20050906 ご存じの通りペンギンという鳥はなかなかにメジャーな生き物で、その愛嬌のある容姿や振る舞いで水族館や動物園でも不動の人気を誇ります(イヌ○シは知らなくともペンギンを知らないという人はいないでしょう)。しかしそのひょうきんなイメージとは裏腹に、実際の棲息地たるや大凡人間の生活圏からはかけ離れた実に過酷な自然環境下となります。荒涼たる極地の原野や荒波立つ断崖、安直な生き物を寄せ付けない厳しい南極大陸等々..本書を読むとその辺りが手に取るように判ります。著者はオルカやイルカ、クジラ等の海棲哺乳類に関する研究者・ジャーナリストとして有名な水口博也氏で、氏の経験豊かな考察に基づいた紀行文は、日本にいながら亜南極を一緒に旅するように楽しめます。

蛇足ながら、文頭にも書いたようなペンギンの愛くるしさのようなイメージを求めて本書を読むことはお奨めしません。あくまでもありのままのペンギンの姿を知りたい方にお奨めします。私は基本的に北方志向なので極地といえば極北ですが、本書を読んだ影響で現在頭の中でどうやったら亜南極に辿り着けるものかと思案中です。困ったもんだ(笑)。

2005年9月 3日 (土)

原野の鷲鷹

20050903 北海道の幌延在住の写真家、富士本寿彦氏の写真集です。氏は道北のサロベツ原野に棲息する野生動物、とりわけテンやユキウサギ等の小さな哺乳類の生活史の記録では定評があり、私も以前から注目している写真家の一人です。本日紹介の写真集は、氏の一連のテーマであるサロベツ原野を中心に棲息・記録されたワシやタカをまとめた一冊です。

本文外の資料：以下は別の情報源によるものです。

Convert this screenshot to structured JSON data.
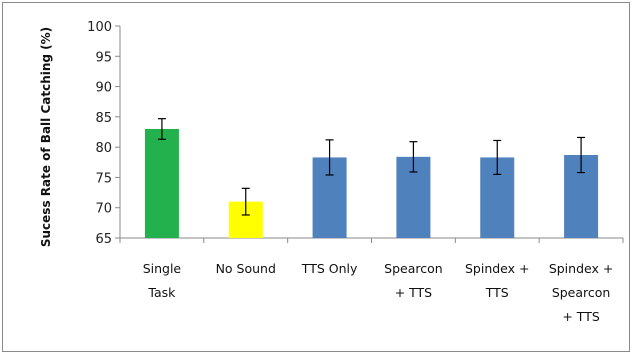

日本に棲むワシタカ類をまとめた写真集や図鑑は他にもいくつかありますが、この写真集で注目すべきはその全てをサロベツ原野という限られたエリア内で撮影している点ですね。数も普通種に較べれば少なく尚かつ棲息情報も限られた種が多いので、自ずから全国区で撮影されることが多いワシタカ類ですが、それを地域限定でまとめているのはさすがとしか言いようがありません。内容的にも単なる見栄えのする写真の羅列でなく、科学的視点でのカットも多数掲載されており、特にオジロワシやオオワシの羽衣の年齢別変化の記述辺りは観察する際の参考にもなります。

北海道で記録されているワシタカ24種中16種を記録しているサロベツの自然環境の豊かさ懐の深さ(とは言えそのサロベツでさえも環境破壊が進んでいると氏は嘆いておられますが)にも驚きますが、何より氏の観察者としての写真家としてのその技術の高さに感服します。